6. I’m going to state the obvious, but sometimes the obvious needs to be stated – make sure that you have a pristine copy of your website on your LOCAL computer/server. Keep it safe and secure. Refresh it after you make changes to the web, but do NOT use it as your main ‘publication’ folder. Yes, this means having two copies of your site – one that is a working copy that you edit/publish from. The other is a ‘pristine’ copy. After you’ve published changes, when everything is working well, refresh the ‘pristine’ copy from the working copy. Having this ‘pristine’ copy will save you from accidentally overwriting ‘clean’ pages with ones infected with malware. If it happens (and there are a myriad of ways that it could happen which I won’t try to go into here), you have only to recover the affected pages from the ‘pristine’ copy.

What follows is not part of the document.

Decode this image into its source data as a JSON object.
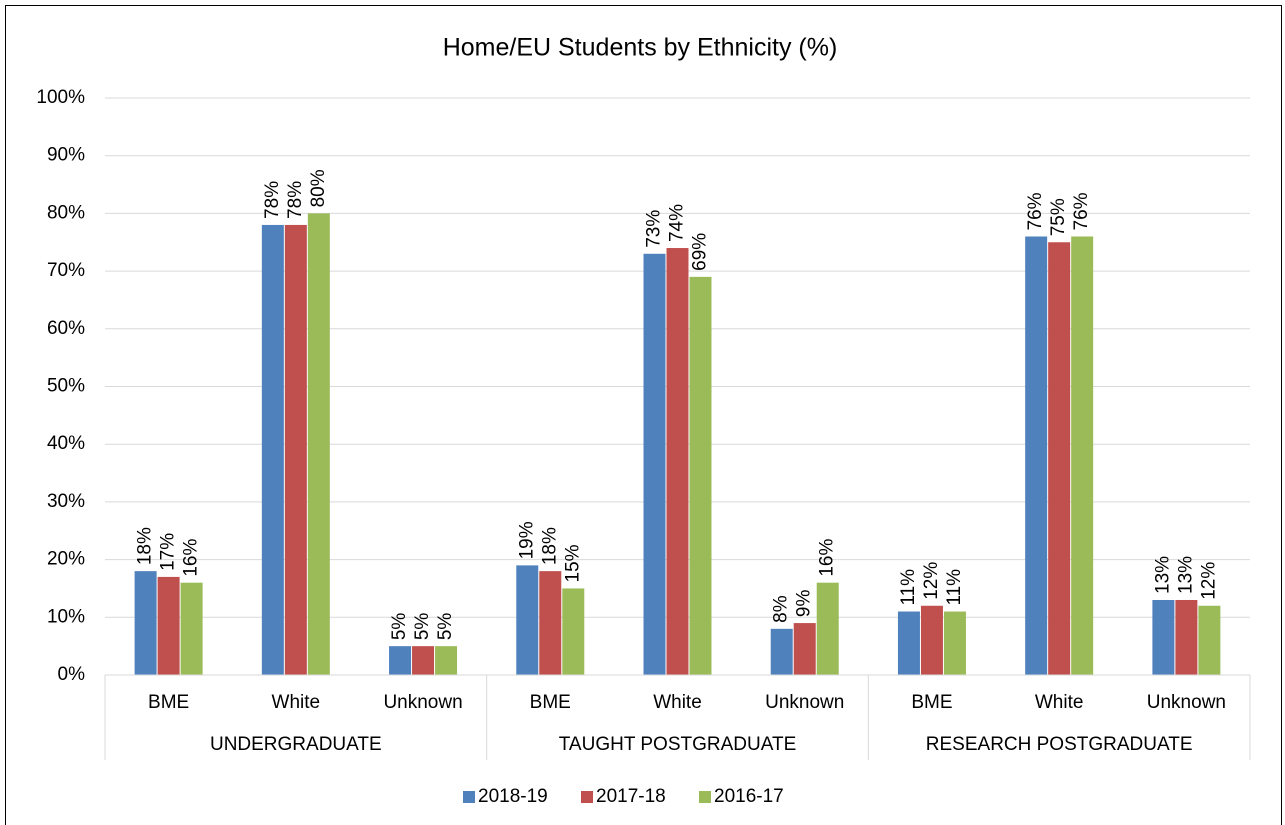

If you implement all these things, does it mean that your site is ‘bulletproof’? Nope. Not a chance. The hackers are working hard to breach the web wherever they can. They find new ways every day. Don’t get wound too tightly on the issue, but use common sense, to try to thwart the ‘bad guys’. Remember, they’re likely to head to the easier sites to hack – they’re probably not going to invest extra effort trying to get around the roadblocks you’ve put up. They’re going to go to a site that didn’t take the precautions that you took. What’s the old adage – the thief is going to steal the car with the keys in it before they try to hot-wire a car. Don’t leave the ‘keys’ in your website!
Finally, one of the first questions that I asked was ‘Why on earth would they care about SLC Consulting’? It’s precisely BECAUSE it isn’t a ‘mainstream’ site that they chose it. From my innocuous site (and the other one that I had to remediate this week fits that same description), the hackers could ‘jump off’ and go far and wide doing ‘bad’. Then, those ‘bad things’ could, potentially, be traced back to the original site that was hacked. It really is far easier to ‘take the keys’ and ‘lock the doors’ on the site beforehand. While It is not a guarantee, it is hopefully, a deterrent.